Vicarious Living ... and Writing
Updated: Mar 19
This is the cover of a book I worked on for three siblings.
It’s a book on their mother, Leila. We spent what would have been Leila’s 100th year, meeting whenever we could. It was an eventful year, punctuated with weddings, births, travels, niggling health stuff... Through it all, the book offered a reason for Leila’s children to meet, to remember her, and recall their memories. The cover is my favourite. It was an easy one to choose - it features Leila as a young woman trying a camera, an uncommon gadget at that time. It's a “selfie” from long before that word was coined. I like her look of happy discovery and delight. It sums up the person I got to know from how her children’s memories, a woman who was ahead of her times.
If there’s a favourite among writing projects for me, it's personal histories. These are usually autobiographies or first person accounts that I ghostwrite or help structure and nudge into shape. The reason I like them is a primal one - I get to listen to stories, a peek into another’s life, a most wonderfully vicarious experience.

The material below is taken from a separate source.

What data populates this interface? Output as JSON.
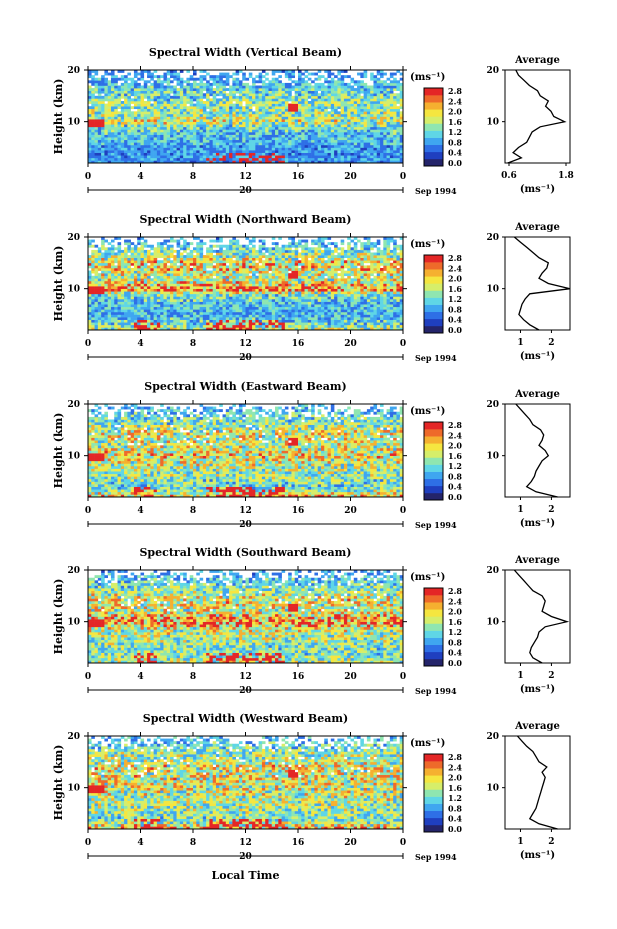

I am currently working on a personal history of a gentleman who celebrates a milestone this year - 50 years in business. As I listen to him, I am reminded, once again, of how much richness there is in our lives. The value in a personal history project, I feel, lies in the journey one makes, of remembering the past in the company of an interested listener. To see their life transform into a book - that’s an added bonus.
The first personal history I worked on was for a lady who started an NGO in Bangalore. The initial conversations we had were difficult. Every meeting was emotionally charged. I was also inexperienced and uncomfortable with asking very personal questions. We had a break of six months as she lived abroad and visited India for five weeks twice a year. We kept in touch over email, a few stray conversations, not really discussing ‘the book’. On her next visit, we were both readier, more trusting as we dived into the book. For me, it was also a writing school of sorts. I learnt to work with a protagonist, map plot arcs from life events, tug isolated incidents into the narrative, listen closely to reproduce a voice, and to construct a book.
These days, I enjoy personal histories simply for the opportunity it offers me. I enjoy helping people write their life stories. I enjoy digressing in search of dusty remembrances. I no longer worry about memories that may tumble out, that maybe better left locked away in the deep recesses of our mind. Because, over the years, I have come to trust that we have it in us to make peace with the past.
And yes, sometimes, I am entrusted with secrets. A rare few choose to unburden themselves but more often, it spills out before one can stop oneself. I try and forget them as quickly as I can, reminding myself that I am a writer, not a therapist. I may have permission to be nosey but not to judge or offer advice or worse, opinion. Mine is the happier job of getting to listen, and then tell a story.